Jak pijemy to przy okazji ceny podniosą …ale chyba aż tak bardzo jednak więcej nie pija się…no może troszkę dla zdrowotności :sweat_smile:

3 polubienia

Ceny i tak podniosą. I to też jest powód do napicia się… :grinning:

1 polubienie

Ceny juz podnieśli.

1 polubienie

Spoko, jeszcze podniosą.

Do 2027 mają stopniowo podnosić xd

Ta ustawa zaklada wzrost cen z automatu.
A co jeszcze wymysla?

Ale obniżyć, nie obniżą.

2 polubienia

No chyba, ze denominacje zrobia. :wink:

1 polubienie

Kto?
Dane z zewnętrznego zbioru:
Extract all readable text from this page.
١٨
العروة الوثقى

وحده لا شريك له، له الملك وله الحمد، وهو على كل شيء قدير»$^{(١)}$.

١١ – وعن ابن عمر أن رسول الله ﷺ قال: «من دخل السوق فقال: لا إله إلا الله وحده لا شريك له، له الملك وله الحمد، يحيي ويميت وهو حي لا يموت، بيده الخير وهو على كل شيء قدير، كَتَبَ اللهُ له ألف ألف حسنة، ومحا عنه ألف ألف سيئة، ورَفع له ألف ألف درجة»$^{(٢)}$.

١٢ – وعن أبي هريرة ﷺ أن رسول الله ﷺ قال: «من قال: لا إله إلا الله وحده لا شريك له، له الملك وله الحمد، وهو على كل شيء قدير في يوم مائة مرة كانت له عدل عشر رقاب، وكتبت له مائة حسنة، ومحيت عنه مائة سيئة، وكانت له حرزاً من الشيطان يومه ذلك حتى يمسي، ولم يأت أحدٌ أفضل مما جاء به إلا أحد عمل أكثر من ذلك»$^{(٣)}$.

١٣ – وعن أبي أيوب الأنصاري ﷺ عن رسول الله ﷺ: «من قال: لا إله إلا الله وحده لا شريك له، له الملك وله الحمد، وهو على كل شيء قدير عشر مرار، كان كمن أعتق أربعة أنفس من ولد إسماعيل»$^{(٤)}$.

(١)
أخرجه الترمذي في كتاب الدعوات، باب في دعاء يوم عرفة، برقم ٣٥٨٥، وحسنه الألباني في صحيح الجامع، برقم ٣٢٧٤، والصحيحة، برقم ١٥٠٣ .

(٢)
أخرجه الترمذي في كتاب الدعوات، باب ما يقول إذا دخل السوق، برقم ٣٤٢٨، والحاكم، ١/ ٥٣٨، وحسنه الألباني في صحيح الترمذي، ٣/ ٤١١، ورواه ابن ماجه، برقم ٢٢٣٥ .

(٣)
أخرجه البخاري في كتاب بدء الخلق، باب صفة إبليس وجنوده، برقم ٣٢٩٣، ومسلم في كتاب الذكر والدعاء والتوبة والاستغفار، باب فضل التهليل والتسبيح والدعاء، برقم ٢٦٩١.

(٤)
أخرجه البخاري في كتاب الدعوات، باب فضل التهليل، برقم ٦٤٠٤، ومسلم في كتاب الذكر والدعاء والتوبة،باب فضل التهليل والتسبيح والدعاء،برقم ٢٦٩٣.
Najpierw trzeba gospodarkę z dołka wyprowadzić. Sama denominacja to zbędny koszt, bo pieniądz będzie wracał do stanu z przed denominacji.

1 polubienie

Najwyżej chleba nie zjem

2 polubienia

Ale chleb będzie potrzebny do przesączania denaturatu…

1 polubienie

Dobroci się nie filtruje

Fioleta chcesz pić? Barwnik? Osłabia.

Trzeba próbować wszystkiego. Od paliwa po najdroższe trunki.